Leaving aside, of course, the more limited grouping together of brothers and sisters for special tasks in the work of the Lord, I affirm again that the Church embraces all the believers; it has no room for sectarian alliances. It was one of the reproaches held against the church in Corinth that parties had begun to appear there claiming personal allegiances. Today that kind of thing has become perpetuated in various ways, but to this Paul's challenge is as strong and clear now as it was then: "Is Christ divided? Was Paul crucified for you? or were ye baptized in the name of Paul?"

 

In a passage at the end of Romans touching on the subject of church life, the apostle begins his discussion with the words "God hath received him" and ends it with "Christ also received us" (14.3; 15.7). Here is the simple basis of all our life and fellowship with others. It is that they belong to the Lord, and so do we. That is sufficient. We do not join with them because they and we belong to the same denomination or owe our Christianity to the same mission, nor because both share a liking for a certain preacher or his message, nor yet because they hold particular doctrinal views and we hold the same views, nor even because they have certain Christian experience and we have had a like experience.
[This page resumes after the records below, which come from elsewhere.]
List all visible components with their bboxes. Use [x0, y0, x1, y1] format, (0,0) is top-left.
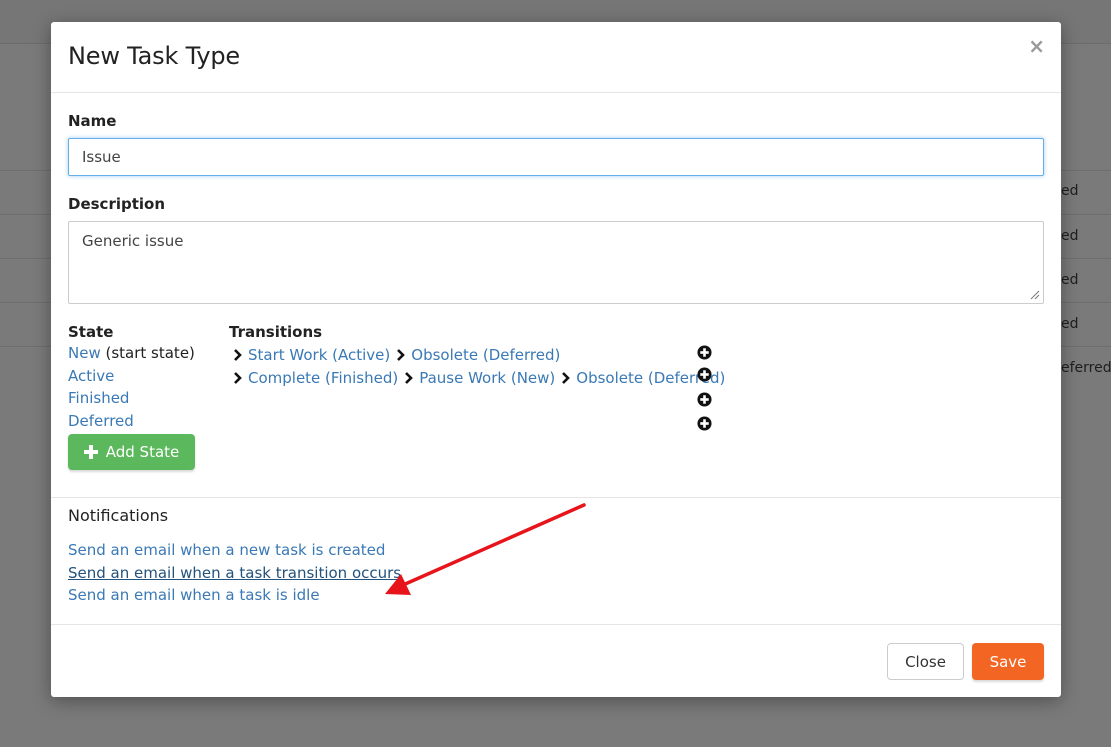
transition-link-complete[interactable]: Complete (Finished) — [248, 369, 398, 387]
transitions-list: Start Work (Active) Obsolete (Deferred) … — [231, 344, 725, 389]
add-transition-icon[interactable] — [697, 416, 712, 431]
state-item: Active — [68, 367, 195, 390]
state-item: Finished — [68, 389, 195, 412]
resize-grip-icon[interactable] — [1030, 290, 1040, 300]
add-state-button[interactable]: Add State — [68, 434, 195, 470]
save-button[interactable]: Save — [972, 643, 1044, 680]
add-transition-icon[interactable] — [697, 367, 712, 382]
add-transition-icon[interactable] — [697, 345, 712, 360]
description-label: Description — [68, 195, 166, 213]
notification-link-transition[interactable]: Send an email when a task transition occ… — [68, 564, 401, 587]
state-list: New (start state) Active Finished Deferr… — [68, 344, 195, 434]
transitions-header: Transitions — [229, 323, 323, 341]
state-link-finished[interactable]: Finished — [68, 389, 129, 407]
background-cell: ed — [1061, 183, 1079, 199]
add-state-label: Add State — [105, 443, 180, 461]
description-textarea[interactable]: Generic issue — [68, 221, 1044, 304]
description-text: Generic issue — [82, 232, 184, 250]
close-button[interactable]: Close — [887, 643, 964, 680]
close-icon[interactable]: × — [1028, 36, 1045, 56]
transition-link-start-work[interactable]: Start Work (Active) — [248, 346, 390, 364]
transition-row: Start Work (Active) Obsolete (Deferred) — [231, 344, 725, 367]
new-task-type-modal: New Task Type × Name Issue Description G… — [51, 22, 1061, 697]
add-transition-icon[interactable] — [697, 392, 712, 407]
modal-header: New Task Type × — [51, 22, 1061, 93]
chevron-right-icon — [404, 371, 414, 385]
background-cell: ed — [1061, 272, 1079, 288]
plus-icon — [83, 445, 98, 459]
notifications-title: Notifications — [68, 506, 169, 525]
name-input[interactable]: Issue — [68, 138, 1044, 176]
chevron-right-icon — [561, 371, 571, 385]
notification-link-idle[interactable]: Send an email when a task is idle — [68, 586, 401, 609]
transition-row: Complete (Finished) Pause Work (New) Obs… — [231, 367, 725, 390]
modal-title: New Task Type — [68, 42, 240, 70]
state-link-new[interactable]: New — [68, 344, 101, 362]
annotation-arrow-icon — [385, 503, 586, 595]
transition-link-obsolete[interactable]: Obsolete (Deferred) — [411, 346, 560, 364]
section-divider — [51, 497, 1061, 498]
chevron-right-icon — [233, 348, 242, 362]
footer-divider — [51, 624, 1061, 625]
transition-link-pause-work[interactable]: Pause Work (New) — [419, 369, 555, 387]
chevron-right-icon — [233, 371, 242, 385]
state-item: Deferred — [68, 412, 195, 435]
background-cell: ed — [1061, 316, 1079, 332]
chevron-right-icon — [396, 348, 406, 362]
state-header: State — [68, 323, 114, 341]
state-link-deferred[interactable]: Deferred — [68, 412, 134, 430]
background-cell: ed — [1061, 228, 1079, 244]
name-label: Name — [68, 112, 117, 130]
state-link-active[interactable]: Active — [68, 367, 114, 385]
start-state-note: (start state) — [100, 344, 195, 362]
notification-link-new-task[interactable]: Send an email when a new task is created — [68, 541, 401, 564]
state-item: New (start state) — [68, 344, 195, 367]
background-cell: eferred — [1061, 360, 1111, 376]
notifications-list: Send an email when a new task is created… — [68, 541, 401, 609]
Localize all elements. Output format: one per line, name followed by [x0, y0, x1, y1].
No, we join with them solely and sufficiently because they belong to the Lord and we too belong to the same Lord. It is in him that we are one.

 

It is not my desire here to attack denominational Christianity as wrong. I only say again that, for the Body of Christ to find effective local expression, the basis of fellowship must be a true one. And that basis is the life-relation of the members to their Lord and their willing submission to him as Head. Nor am I pleading for those who will make a fresh sect of something called "localism"-that is, the strict demarcation of churches by localities. For such a thing could easily happen. If what we are doing today in life becomes tomorrow a mere method, so that by its very character some of his own are excluded from it, may God have mercy upon us and break it up! For all those in whom the Lord, the Spirit, has liberty are ours and we are theirs. No, I am pleading only for those who will see the heavenly Man, and who in their life and fellowship will follow after that! Christ is the Head of the Body-not of other "bodies" or units of religion. Involvement in the spiritual Body of Christ is what secures the committal of the Head to us, his members-that, and that alone.